Steve Reich ist ein musikalischer Individualist par excellence. Er hat sich stets seinen eigenen Weg gebahnt. Vorgaben von außen wies er konsequent ab, wenn sie nicht in sein Konzept passten. Das begann schon früh. Bereits im Kindesalter zeichnete sich der schöpferische Eigensinn seiner Persönlichkeit ab. Als der Vater ihm als kleinem Jungen das Klavierspiel nahelegte, da probierte er das Instrument ein paar Jahre aus, um dann im Alter von 10 Jahren abzubrechen. Der Klavierunterricht fesselte ihn nicht. Er kam ihm statisch vor.
Der junge Steve sucht nach etwas Anderem in der Musik, etwas Lebhafterem, Unkonventionellerem, und als er 14 Jahre alt ist, da tut sich für ihn eine Welt auf, die ihn vollkommen in Bann schlägt und seine schöpferischen Kräfte weckt. Hatte er bis dahin nur die später von ihm so bezeichneten “middle-class favorites” gehört, wie Beethovens Fünfte oder Broadway-Songs, so macht er nun Bekanntschaft mit Bach und Jazz. Er hört viel Bach in jenen Jahren. Parallel dazu interessieren ihn Jazzer wie Charlie Parker, Miles Davis oder der Schlagzeuger Kenny Clark.
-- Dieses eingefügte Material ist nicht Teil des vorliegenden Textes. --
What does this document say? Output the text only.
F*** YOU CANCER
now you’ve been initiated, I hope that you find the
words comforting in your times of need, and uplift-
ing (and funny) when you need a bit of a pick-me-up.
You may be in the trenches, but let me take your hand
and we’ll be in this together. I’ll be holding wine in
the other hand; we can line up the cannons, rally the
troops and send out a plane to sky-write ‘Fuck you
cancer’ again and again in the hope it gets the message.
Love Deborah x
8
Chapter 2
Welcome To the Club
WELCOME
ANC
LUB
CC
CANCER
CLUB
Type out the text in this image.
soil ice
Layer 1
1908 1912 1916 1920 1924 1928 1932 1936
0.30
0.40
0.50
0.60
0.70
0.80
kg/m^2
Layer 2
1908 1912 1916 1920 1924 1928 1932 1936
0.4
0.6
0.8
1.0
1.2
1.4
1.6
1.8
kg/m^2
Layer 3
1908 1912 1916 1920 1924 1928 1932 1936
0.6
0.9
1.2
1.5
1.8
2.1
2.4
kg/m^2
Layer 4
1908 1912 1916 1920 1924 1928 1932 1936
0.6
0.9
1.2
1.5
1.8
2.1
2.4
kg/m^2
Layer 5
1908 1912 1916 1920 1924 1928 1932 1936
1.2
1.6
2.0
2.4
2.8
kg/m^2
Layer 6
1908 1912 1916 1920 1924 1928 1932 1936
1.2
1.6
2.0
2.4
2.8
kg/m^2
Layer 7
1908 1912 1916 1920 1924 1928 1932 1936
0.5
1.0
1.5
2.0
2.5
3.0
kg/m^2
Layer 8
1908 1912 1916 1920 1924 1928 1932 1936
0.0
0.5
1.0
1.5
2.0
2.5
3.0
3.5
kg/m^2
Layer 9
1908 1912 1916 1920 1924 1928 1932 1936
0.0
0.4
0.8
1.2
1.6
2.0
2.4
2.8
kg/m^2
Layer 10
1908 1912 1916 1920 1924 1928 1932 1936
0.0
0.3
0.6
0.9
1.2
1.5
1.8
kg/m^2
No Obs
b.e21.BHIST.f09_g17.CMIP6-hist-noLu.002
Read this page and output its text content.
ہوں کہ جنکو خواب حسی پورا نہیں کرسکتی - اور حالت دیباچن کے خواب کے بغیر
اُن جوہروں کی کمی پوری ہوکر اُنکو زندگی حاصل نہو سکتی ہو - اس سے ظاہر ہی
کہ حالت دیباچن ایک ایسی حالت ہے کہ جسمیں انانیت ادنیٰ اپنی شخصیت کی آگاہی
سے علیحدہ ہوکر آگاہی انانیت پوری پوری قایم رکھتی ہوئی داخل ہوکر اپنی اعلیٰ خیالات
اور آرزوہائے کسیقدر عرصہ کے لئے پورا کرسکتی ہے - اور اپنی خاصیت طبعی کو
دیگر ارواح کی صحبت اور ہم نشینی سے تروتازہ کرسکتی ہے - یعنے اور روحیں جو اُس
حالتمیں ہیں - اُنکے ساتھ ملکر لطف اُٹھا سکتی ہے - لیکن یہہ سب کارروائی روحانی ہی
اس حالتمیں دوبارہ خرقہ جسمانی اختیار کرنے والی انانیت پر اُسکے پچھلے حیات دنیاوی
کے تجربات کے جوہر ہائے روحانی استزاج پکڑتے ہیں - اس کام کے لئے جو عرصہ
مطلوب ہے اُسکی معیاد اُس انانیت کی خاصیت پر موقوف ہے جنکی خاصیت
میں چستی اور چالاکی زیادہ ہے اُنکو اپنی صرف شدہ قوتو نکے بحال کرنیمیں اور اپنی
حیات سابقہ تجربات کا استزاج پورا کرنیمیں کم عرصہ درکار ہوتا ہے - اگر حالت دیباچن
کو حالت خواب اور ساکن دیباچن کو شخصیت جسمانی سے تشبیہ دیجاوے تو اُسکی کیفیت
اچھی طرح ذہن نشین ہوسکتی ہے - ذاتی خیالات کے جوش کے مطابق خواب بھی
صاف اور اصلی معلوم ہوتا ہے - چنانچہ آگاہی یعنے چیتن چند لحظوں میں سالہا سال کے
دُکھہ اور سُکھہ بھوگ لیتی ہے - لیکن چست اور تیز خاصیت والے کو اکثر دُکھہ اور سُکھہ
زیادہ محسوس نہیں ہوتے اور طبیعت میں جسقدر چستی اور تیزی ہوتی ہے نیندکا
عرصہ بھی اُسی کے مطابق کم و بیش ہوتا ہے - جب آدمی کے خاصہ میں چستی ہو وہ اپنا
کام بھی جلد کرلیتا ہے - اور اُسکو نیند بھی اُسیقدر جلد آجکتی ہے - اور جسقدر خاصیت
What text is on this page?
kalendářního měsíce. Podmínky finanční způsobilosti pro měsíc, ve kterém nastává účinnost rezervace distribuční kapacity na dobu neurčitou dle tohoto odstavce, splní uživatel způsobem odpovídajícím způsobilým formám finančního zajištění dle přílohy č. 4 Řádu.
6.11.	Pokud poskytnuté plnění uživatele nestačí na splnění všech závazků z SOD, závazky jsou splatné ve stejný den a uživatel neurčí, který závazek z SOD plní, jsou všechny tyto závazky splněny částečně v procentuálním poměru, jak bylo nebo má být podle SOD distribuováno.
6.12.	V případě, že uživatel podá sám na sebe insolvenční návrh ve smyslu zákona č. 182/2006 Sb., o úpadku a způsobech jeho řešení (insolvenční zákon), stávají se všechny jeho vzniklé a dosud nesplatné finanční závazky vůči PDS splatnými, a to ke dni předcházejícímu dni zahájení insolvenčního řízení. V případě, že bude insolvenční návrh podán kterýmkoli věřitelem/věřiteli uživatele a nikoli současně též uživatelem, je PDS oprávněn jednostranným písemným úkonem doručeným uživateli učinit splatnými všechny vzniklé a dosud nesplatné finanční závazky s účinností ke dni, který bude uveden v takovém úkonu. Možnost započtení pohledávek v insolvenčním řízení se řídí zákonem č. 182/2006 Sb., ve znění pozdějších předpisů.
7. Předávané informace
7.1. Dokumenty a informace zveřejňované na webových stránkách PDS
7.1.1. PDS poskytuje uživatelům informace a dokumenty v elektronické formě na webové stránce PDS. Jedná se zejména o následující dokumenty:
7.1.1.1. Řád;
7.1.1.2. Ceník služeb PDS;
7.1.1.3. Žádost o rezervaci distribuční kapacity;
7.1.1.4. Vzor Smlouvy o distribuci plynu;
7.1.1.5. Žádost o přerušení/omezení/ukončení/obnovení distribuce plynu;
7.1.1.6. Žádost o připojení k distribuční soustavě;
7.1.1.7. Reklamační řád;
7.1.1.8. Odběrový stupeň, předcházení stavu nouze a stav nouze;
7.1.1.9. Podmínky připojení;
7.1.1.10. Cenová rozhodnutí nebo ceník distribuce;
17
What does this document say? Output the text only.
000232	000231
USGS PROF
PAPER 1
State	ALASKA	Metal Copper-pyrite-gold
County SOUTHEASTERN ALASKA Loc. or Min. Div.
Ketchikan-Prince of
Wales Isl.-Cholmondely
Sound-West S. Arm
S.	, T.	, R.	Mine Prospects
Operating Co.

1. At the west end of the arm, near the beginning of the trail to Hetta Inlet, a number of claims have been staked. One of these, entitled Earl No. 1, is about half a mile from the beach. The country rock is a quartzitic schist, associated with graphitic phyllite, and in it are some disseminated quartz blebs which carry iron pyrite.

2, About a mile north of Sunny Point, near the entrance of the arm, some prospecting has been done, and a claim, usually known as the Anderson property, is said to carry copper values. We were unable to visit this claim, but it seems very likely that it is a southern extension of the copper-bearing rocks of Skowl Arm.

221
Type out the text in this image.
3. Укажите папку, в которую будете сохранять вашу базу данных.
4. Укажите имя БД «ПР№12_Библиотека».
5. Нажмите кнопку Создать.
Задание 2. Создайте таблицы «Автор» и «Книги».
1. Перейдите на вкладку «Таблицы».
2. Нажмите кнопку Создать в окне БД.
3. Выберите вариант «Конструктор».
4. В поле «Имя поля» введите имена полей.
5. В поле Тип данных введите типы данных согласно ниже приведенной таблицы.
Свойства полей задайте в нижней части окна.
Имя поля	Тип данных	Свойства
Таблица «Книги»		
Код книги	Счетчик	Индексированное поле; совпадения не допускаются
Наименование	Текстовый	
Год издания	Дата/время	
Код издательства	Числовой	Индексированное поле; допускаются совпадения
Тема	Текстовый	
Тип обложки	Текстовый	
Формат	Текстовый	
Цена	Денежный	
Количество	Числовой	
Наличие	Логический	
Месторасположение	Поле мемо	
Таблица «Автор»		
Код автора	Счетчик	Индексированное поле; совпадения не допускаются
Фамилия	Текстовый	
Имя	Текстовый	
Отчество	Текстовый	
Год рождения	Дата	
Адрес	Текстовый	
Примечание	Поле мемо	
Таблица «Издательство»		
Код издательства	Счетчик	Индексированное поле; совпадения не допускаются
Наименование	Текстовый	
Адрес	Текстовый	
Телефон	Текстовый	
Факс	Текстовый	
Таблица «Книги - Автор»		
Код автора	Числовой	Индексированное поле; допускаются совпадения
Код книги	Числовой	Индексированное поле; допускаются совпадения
Pulsierende Rhythmen: Steve Reichs neuer Klangkosmos
Steve Reich ist davon überzeugt, dass damals, in den frühen fünfziger Jahren, die Weichen für sein kompositorisches Schaffen gelegt wurden, und wenn man seine für die Entwicklung der Minimal Music so maßgeblichen Werke hört, findet man darin tatsächlich eine Melange aus Bach und jazzartigen Momenten. Kontrapunktisches ist in etliche Reich-Kompositionen eingegangen. Zugleich ist seine Musik durchdrungen von pulsierenden Rhythmen, die das dominierende Stilprinzip seiner Tonschöpfungen bilden.
Obwohl er in Europa schon früh sein Publikum findet, gestaltet sich der Weg in die Plattenindustrie für Steve Reich schwer. Seine Musik ist nicht leicht zu kategorisieren: Sie passt weder ins rein atonale Feld, noch ist sie in irgendeiner Weise rückwärtsgewandt oder neoklassisch akzentuiert. Mit seinen ebenso heftig durchdringenden wie meditativ anmutenden Rhythmen, die er unter seine schönen Harmonien legt, schöpft Steve Reich einen völlig neuen Klangkosmos.
Limitierte Edition: Sämtliche ECM-Aufnahmen von Steve Reich
Für neue Klanggebilde, die zwischen Jazz, Klassik und musikalischer Avantgarde changieren, fühlt sich in den 1970er Jahren ein junger Kontrabassist verantwortlich. Der Mann hat 1969 eine Edition of Contemporary Music (ECM) gegründet und interessiert sich für Steve Reich. Manfred Eicher erfährt von einem Tape, das bei der Deutschen Grammophon liegt. Es handelt sich um den Pariser Live-Mitschnitt von Reichs “Music for 18 Musicians”.
Polydor, die Mutterfirma des Gelblabes, kann sich nicht entscheiden, was mit der Aufnahme geschehen soll, und Manfred Eicher bekundet Interesse an ihr. Er bekommt das Tape und publiziert es im Jahre 1978 in seinem Label. Die Veröffentlichung wird ein durchschlagender Erfolg und markiert den Beginn der intensiven Zusammenarbeit zwischen Steve Reich und Manfred Eicher.
Schlüsselwerke des amerikanischen Komponisten wie “Octet, Violin Phase”, “Music for a Large Ensemble” oder “Tehillim” kommen bei ECM heraus. Zusammen mit “Music for 18 Musicians” erscheinen insgesamt drei Alben bei dem Münchener Label, und diese Alben liegen jetzt erstmals in einer limitierten Edition gebündelt vor. “Steve Reich: The ECM Recordings” gestattet einen komprimierten Überblick über das reichhaltige Schaffen von Steve Reich.
Wenn man die Ausgabe in einem durchhört, dann ist es, als ob man Teil der urban pochenden Rhythmik seiner meditativen Musik wird. Bei aller Vielfalt zeigt sich dabei eine erstaunliche Kontinuität in Reichs Schaffen, das im beigefügten Booklet der Edition historisch umfangreich dokumentiert wird: mit einem informativen Essay von Paul Griffiths, Überlegungen zu den einzelnen Alben von Steve Reich selbst und aussagekräftigen Bildern von Aufnahmesessions.